One cybersecurity catchphrase you’ll hear these days is that “X is the new ransomware”.
In other words, many people are convinced that ransomware has had its day, is dying out, and new threats are taking over.
A popular value for the variable X in the equation above is cryptojacking, where crooks sneakily insinuate cryptocurrency mining software onto your computer or into your browser.
Rather than snatching away your files, like ransomware does, cryptojackers steal your processing power and your electricity instead.
This means that the crooks earn a tiny bit of money from every victim for as long as they’re infected, rather that taking the all-or-nothing approach of ransomware, where victims face a stark choice: pay and win, or refuse and lose.
The thing is, neither cryptojacking, nor indeed any other cyberthreat, is the “new ransomware”.
If you must know, RANSOMWARE is the new ransomware.
As often happens in the world of cybercrime, old threats stay with us for ages, and new threats simply add themselves to the mix rather than taking over. (Do you seriously think that we’ll ever see the end of spam, for example?)
This year, we’ve seen a carefully orchestrated ransomware campaign known as SamSam, where the crooks have settled on a new mode of operation.

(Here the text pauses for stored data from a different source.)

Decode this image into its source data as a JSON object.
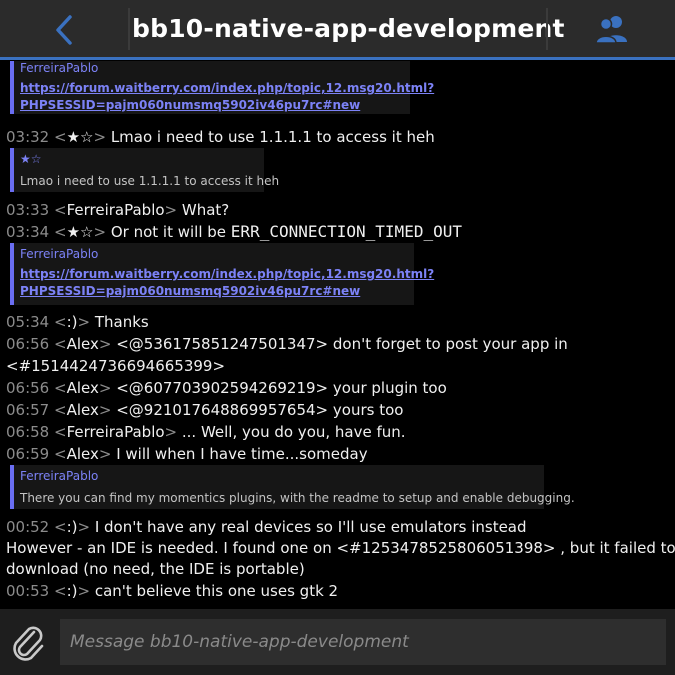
{
  "header": {
    "title": "bb10-native-app-development",
    "back_icon": "chevron-left-icon",
    "members_icon": "members-icon",
    "accent": "#3a71c0"
  },
  "messages": [
    {
      "type": "quote",
      "author": "FerreiraPablo",
      "link_lines": [
        "https://forum.waitberry.com/index.php/topic,12.msg20.html?",
        "PHPSESSID=pajm060numsmq5902iv46pu7rc#new"
      ]
    },
    {
      "type": "msg",
      "time": "03:32",
      "nick": "★☆",
      "text": "Lmao i need to use 1.1.1.1 to access it heh"
    },
    {
      "type": "quote",
      "author": "★☆",
      "text": "Lmao i need to use 1.1.1.1 to access it heh"
    },
    {
      "type": "msg",
      "time": "03:33",
      "nick": "FerreiraPablo",
      "text": "What?"
    },
    {
      "type": "msg",
      "time": "03:34",
      "nick": "★☆",
      "text": "Or not it will be",
      "code": "ERR_CONNECTION_TIMED_OUT"
    },
    {
      "type": "quote",
      "author": "FerreiraPablo",
      "link_lines": [
        "https://forum.waitberry.com/index.php/topic,12.msg20.html?",
        "PHPSESSID=pajm060numsmq5902iv46pu7rc#new"
      ]
    },
    {
      "type": "msg",
      "time": "05:34",
      "nick": ":)",
      "text": "Thanks"
    },
    {
      "type": "msg",
      "time": "06:56",
      "nick": "Alex",
      "text": "<@536175851247501347> don't forget to post your app in",
      "cont": "<#1514424736694665399>"
    },
    {
      "type": "msg",
      "time": "06:56",
      "nick": "Alex",
      "text": "<@607703902594269219> your plugin too"
    },
    {
      "type": "msg",
      "time": "06:57",
      "nick": "Alex",
      "text": "<@921017648869957654> yours too"
    },
    {
      "type": "msg",
      "time": "06:58",
      "nick": "FerreiraPablo",
      "text": "... Well, you do you, have fun."
    },
    {
      "type": "msg",
      "time": "06:59",
      "nick": "Alex",
      "text": "I will when I have time...someday"
    },
    {
      "type": "quote",
      "author": "FerreiraPablo",
      "text": "There you can find my momentics plugins, with the readme to setup and enable debugging."
    },
    {
      "type": "msg",
      "time": "00:52",
      "nick": ":)",
      "text": "I don't have any real devices so I'll use emulators instead"
    },
    {
      "type": "plain",
      "lines": [
        "However - an IDE is needed. I found one on <#1253478525806051398> , but it failed to",
        "download (no need, the IDE is portable)"
      ]
    },
    {
      "type": "msg",
      "time": "00:53",
      "nick": ":)",
      "text": "can't believe this one uses gtk 2"
    }
  ],
  "composer": {
    "placeholder": "Message bb10-native-app-development",
    "attach_icon": "paperclip-icon"
  }
}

Instead of blasting out one copy of the malware out to thousands of potential victims over a day or two, the crooks blast thousands of copies of the malware onto computers inside a single organisation, pretty much all at once…

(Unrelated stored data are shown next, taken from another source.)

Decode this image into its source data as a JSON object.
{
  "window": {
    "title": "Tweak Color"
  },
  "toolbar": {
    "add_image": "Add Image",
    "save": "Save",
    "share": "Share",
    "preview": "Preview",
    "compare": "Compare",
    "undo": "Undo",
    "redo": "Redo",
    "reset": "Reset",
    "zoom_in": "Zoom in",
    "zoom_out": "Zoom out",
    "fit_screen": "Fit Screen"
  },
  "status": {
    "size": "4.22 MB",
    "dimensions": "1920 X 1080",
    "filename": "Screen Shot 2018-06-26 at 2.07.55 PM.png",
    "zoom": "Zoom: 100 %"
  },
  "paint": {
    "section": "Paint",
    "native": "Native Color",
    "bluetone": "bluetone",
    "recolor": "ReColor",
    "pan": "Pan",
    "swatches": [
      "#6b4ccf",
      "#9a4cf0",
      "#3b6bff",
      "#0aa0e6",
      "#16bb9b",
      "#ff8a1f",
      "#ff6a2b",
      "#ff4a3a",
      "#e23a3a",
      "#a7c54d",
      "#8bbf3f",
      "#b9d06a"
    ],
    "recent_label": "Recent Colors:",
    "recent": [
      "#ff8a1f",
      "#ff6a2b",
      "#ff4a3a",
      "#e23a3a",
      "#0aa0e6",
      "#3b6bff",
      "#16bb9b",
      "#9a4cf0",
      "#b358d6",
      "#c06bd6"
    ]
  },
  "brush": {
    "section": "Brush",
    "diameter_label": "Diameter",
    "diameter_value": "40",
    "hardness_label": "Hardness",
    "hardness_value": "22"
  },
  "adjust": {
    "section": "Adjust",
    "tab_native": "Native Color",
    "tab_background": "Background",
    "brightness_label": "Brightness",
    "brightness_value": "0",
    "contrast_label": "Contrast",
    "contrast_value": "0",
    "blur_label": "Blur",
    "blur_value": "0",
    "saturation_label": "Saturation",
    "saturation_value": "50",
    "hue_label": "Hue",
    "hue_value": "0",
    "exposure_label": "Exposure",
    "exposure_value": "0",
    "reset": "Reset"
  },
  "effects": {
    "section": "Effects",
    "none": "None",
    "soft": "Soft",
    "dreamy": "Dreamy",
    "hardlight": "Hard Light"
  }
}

…and then, almost casually, they offer a “volume discount” to fix the entire company in one fell swoop.
SophosLabs just published an intriguing technical paper about the SamSam menace, and in the sample discussed in the paper, the malware includes a BAT file that lets the crooks set their price point for each attack:
@echo off SET runner=mswinupdate.exe SET password=%1 SET path=xxxxxxxxxx SET totalprice=5 SET priceperhost=0.8
The prices above are denominated in BTC (Bitcoin), with BTC0.8 being the cost to decrypt an individual computer, and BTC5 being the price of a “master key” to decrypt as many as you want.
The Bitcoin prices seem to be adjusted, based on the BTC-to-US$ exchange rate at the time of the attack, so that the all-you-can-eat discount price works out at about $45,000 each time.

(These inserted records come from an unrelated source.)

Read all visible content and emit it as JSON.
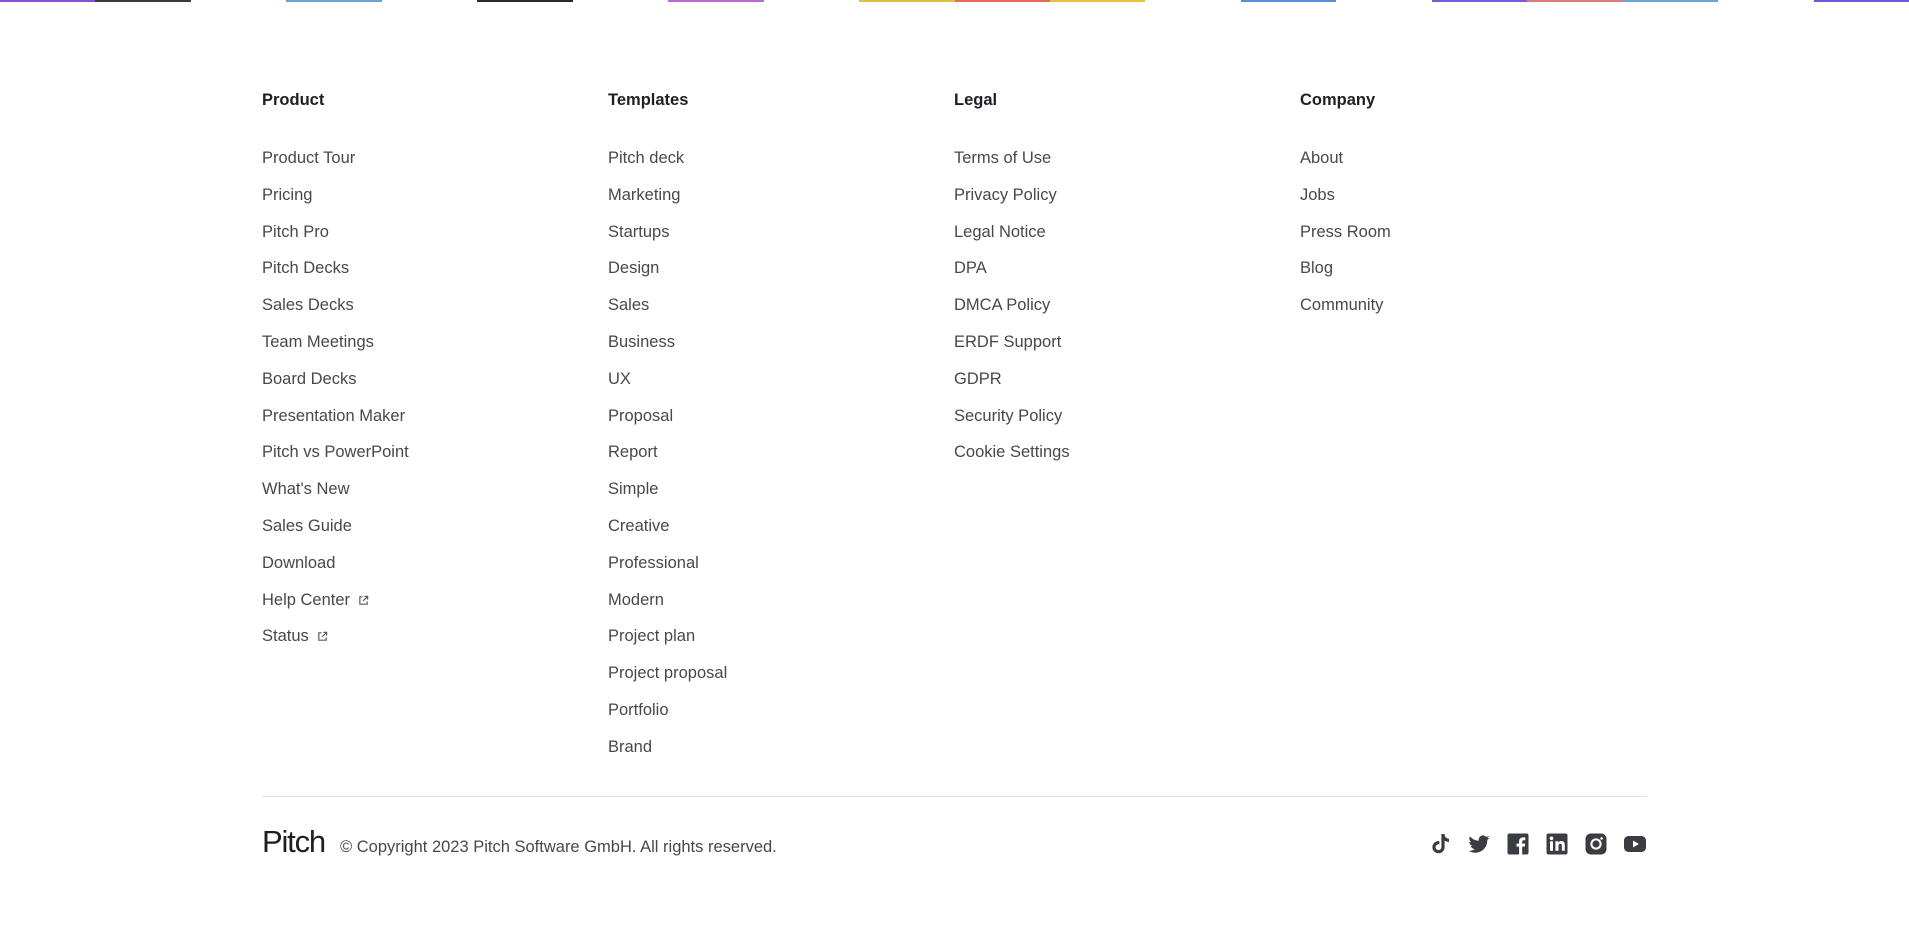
{
  "top_strip": {
    "colors": [
      "#8a4fd1",
      "#3a3a3a",
      "#ffffff",
      "#6aa3d8",
      "#ffffff",
      "#2b2b2b",
      "#ffffff",
      "#b76ad6",
      "#ffffff",
      "#e0c04a",
      "#e36a5c",
      "#e8c13a",
      "#ffffff",
      "#5a8fd8",
      "#ffffff",
      "#7a5ad8",
      "#e07b7b",
      "#6aa3d8",
      "#ffffff",
      "#6a5ad8"
    ]
  },
  "columns": [
    {
      "title": "Product",
      "links": [
        {
          "label": "Product Tour",
          "external": false
        },
        {
          "label": "Pricing",
          "external": false
        },
        {
          "label": "Pitch Pro",
          "external": false
        },
        {
          "label": "Pitch Decks",
          "external": false
        },
        {
          "label": "Sales Decks",
          "external": false
        },
        {
          "label": "Team Meetings",
          "external": false
        },
        {
          "label": "Board Decks",
          "external": false
        },
        {
          "label": "Presentation Maker",
          "external": false
        },
        {
          "label": "Pitch vs PowerPoint",
          "external": false
        },
        {
          "label": "What's New",
          "external": false
        },
        {
          "label": "Sales Guide",
          "external": false
        },
        {
          "label": "Download",
          "external": false
        },
        {
          "label": "Help Center",
          "external": true
        },
        {
          "label": "Status",
          "external": true
        }
      ]
    },
    {
      "title": "Templates",
      "links": [
        {
          "label": "Pitch deck",
          "external": false
        },
        {
          "label": "Marketing",
          "external": false
        },
        {
          "label": "Startups",
          "external": false
        },
        {
          "label": "Design",
          "external": false
        },
        {
          "label": "Sales",
          "external": false
        },
        {
          "label": "Business",
          "external": false
        },
        {
          "label": "UX",
          "external": false
        },
        {
          "label": "Proposal",
          "external": false
        },
        {
          "label": "Report",
          "external": false
        },
        {
          "label": "Simple",
          "external": false
        },
        {
          "label": "Creative",
          "external": false
        },
        {
          "label": "Professional",
          "external": false
        },
        {
          "label": "Modern",
          "external": false
        },
        {
          "label": "Project plan",
          "external": false
        },
        {
          "label": "Project proposal",
          "external": false
        },
        {
          "label": "Portfolio",
          "external": false
        },
        {
          "label": "Brand",
          "external": false
        }
      ]
    },
    {
      "title": "Legal",
      "links": [
        {
          "label": "Terms of Use",
          "external": false
        },
        {
          "label": "Privacy Policy",
          "external": false
        },
        {
          "label": "Legal Notice",
          "external": false
        },
        {
          "label": "DPA",
          "external": false
        },
        {
          "label": "DMCA Policy",
          "external": false
        },
        {
          "label": "ERDF Support",
          "external": false
        },
        {
          "label": "GDPR",
          "external": false
        },
        {
          "label": "Security Policy",
          "external": false
        },
        {
          "label": "Cookie Settings",
          "external": false
        }
      ]
    },
    {
      "title": "Company",
      "links": [
        {
          "label": "About",
          "external": false
        },
        {
          "label": "Jobs",
          "external": false
        },
        {
          "label": "Press Room",
          "external": false
        },
        {
          "label": "Blog",
          "external": false
        },
        {
          "label": "Community",
          "external": false
        }
      ]
    }
  ],
  "footer": {
    "logo_text": "Pitch",
    "copyright": "© Copyright 2023 Pitch Software GmbH. All rights reserved."
  },
  "socials": [
    {
      "name": "tiktok-icon",
      "label": "TikTok"
    },
    {
      "name": "twitter-icon",
      "label": "Twitter"
    },
    {
      "name": "facebook-icon",
      "label": "Facebook"
    },
    {
      "name": "linkedin-icon",
      "label": "LinkedIn"
    },
    {
      "name": "instagram-icon",
      "label": "Instagram"
    },
    {
      "name": "youtube-icon",
      "label": "YouTube"
    }
  ],
  "colors": {
    "heading": "#1e1e24",
    "link": "#47474f",
    "divider": "#e2e2e6",
    "icon": "#3b3b42"
  }
}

At the equivalent of $7,200 per PC, but “just” $45,000 to decrypt your whole company, it’s almost as though the criminals are doing you a favour!
We don’t know why the price is $45,000. For all we know, that number was picked because it’s below certain reporting thresholds, or because the crooks want to pick the highest value they dare without getting into corporate board-level approval territory. All we can say is that $45,000 is a lot of money.